To run all example assets:

```shell
torchrun --nproc_per_node=8 examples/inference.py -i assets/base/*.json -o outputs/base
```

To change the model, pass `--model`:

| Model | Arguments | Notes |
| --- | --- | --- |
| 2B | `--model=2B/post-trained` | |
| 2B/distilled | `--model=2B/distilled --inference-type=text2world` | Only Text2World supported. |
| 14B | `--model=14B/post-trained` | |

To see all available options:

```bash
python examples/inference.py --help
```

Parameters are specified as json:

```jsonc
{
  // Inference type: text2world, image2world, video2world
  "inference_type": "video2world",
  // Sample name
  "name": "robot_pouring",
  // Input prompt
  "prompt": "A robotic arm, primarily white with black joints and cables...",
  // Path to the input image/video file (not needed for text2world)
  "input_path": "robot_pouring.mp4"
}
```

### Outputs

#### text2world/snowy_stop_light

<video src="https://github.com/user-attachments/assets/6063060e-7873-4d56-99d1-3f231c535627" width="500" alt="text2world/snowy_stop_light" controls></video>

#### image2world/robot_welding

<video src="https://github.com/user-attachments/assets/260cf600-7b35-408e-9c33-2bb1a23cec2f" width="500" alt="image2world/robot_welding" controls></video>

#### video2world/sand_mining

<video src="https://github.com/user-attachments/assets/ca440ba6-50b1-4b63-b590-063e5e942b6a" width="500" alt="video2world/sand_mining" controls></video>

## Tips

### Multi-GPU

Context parallelism distributes inference across multiple GPUs, with each GPU generating a subset of the video frames.
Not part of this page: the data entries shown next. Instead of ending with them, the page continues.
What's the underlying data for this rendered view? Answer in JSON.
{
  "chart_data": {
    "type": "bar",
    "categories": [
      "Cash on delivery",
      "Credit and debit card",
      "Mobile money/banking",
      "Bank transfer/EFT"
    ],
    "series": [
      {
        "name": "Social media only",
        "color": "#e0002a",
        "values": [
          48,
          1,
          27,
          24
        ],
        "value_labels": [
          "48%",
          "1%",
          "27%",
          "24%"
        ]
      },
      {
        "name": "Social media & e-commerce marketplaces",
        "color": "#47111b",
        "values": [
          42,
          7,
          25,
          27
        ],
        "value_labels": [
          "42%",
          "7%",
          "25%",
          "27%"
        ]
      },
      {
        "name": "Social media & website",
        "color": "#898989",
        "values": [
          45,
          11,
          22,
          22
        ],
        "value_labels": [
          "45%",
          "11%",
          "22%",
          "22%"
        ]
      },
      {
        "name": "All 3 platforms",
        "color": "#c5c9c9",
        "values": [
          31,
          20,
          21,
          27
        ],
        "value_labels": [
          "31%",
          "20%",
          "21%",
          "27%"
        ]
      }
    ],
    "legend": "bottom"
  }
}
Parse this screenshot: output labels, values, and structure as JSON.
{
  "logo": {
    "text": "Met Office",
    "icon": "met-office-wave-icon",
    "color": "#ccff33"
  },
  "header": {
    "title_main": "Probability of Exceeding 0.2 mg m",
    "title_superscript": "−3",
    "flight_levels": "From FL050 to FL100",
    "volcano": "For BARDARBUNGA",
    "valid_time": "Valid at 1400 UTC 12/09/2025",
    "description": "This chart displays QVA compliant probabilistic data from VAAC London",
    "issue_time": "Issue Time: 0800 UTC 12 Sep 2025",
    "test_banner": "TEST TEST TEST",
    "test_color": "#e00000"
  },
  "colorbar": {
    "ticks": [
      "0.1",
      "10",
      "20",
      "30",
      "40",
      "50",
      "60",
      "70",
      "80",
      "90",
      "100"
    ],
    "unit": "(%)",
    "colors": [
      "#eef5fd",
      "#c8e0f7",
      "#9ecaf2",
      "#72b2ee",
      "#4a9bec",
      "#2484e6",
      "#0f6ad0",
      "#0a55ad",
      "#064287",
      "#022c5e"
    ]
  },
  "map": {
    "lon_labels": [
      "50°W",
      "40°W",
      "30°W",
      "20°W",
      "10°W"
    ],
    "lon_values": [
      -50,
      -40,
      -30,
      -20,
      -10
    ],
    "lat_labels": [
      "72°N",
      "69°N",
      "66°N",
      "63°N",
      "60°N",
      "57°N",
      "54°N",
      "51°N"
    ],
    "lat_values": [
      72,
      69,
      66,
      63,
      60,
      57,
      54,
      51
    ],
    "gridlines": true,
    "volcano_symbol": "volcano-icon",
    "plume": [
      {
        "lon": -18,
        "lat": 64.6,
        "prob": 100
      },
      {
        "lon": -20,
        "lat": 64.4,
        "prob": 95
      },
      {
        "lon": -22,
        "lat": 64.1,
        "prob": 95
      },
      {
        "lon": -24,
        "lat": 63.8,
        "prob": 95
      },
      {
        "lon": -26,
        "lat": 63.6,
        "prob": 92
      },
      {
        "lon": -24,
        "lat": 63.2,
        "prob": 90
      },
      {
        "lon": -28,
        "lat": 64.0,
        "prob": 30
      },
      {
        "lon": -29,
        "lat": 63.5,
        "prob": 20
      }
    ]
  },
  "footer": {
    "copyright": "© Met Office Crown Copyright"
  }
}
* The number of GPUs should ideally be a divisor of the number of frames in the generated video.
* All GPUs should have the same model capacity and memory.
* Context parallelism works best with the 14B model where memory constraints are significant.
* Requires NCCL support and proper GPU interconnect for efficient communication.
* Significant speedup for video generation while maintaining the same quality.

### Prompt Engineering

For best results with Cosmos models, create detailed prompts that emphasize physical realism, natural laws, and real-world behaviors. Describe specific objects, materials, lighting conditions, and spatial relationships while maintaining logical consistency throughout the scene.

Incorporate photography terminology like composition, lighting setups, and camera settings. Use concrete terms like "natural lighting" or "wide-angle lens" rather than abstract descriptions, unless intentionally aiming for surrealism. Include negative prompts to explicitly specify undesired elements.

The more grounded a prompt is in real-world physics and natural phenomena, the more physically plausible and realistic the generated image will be.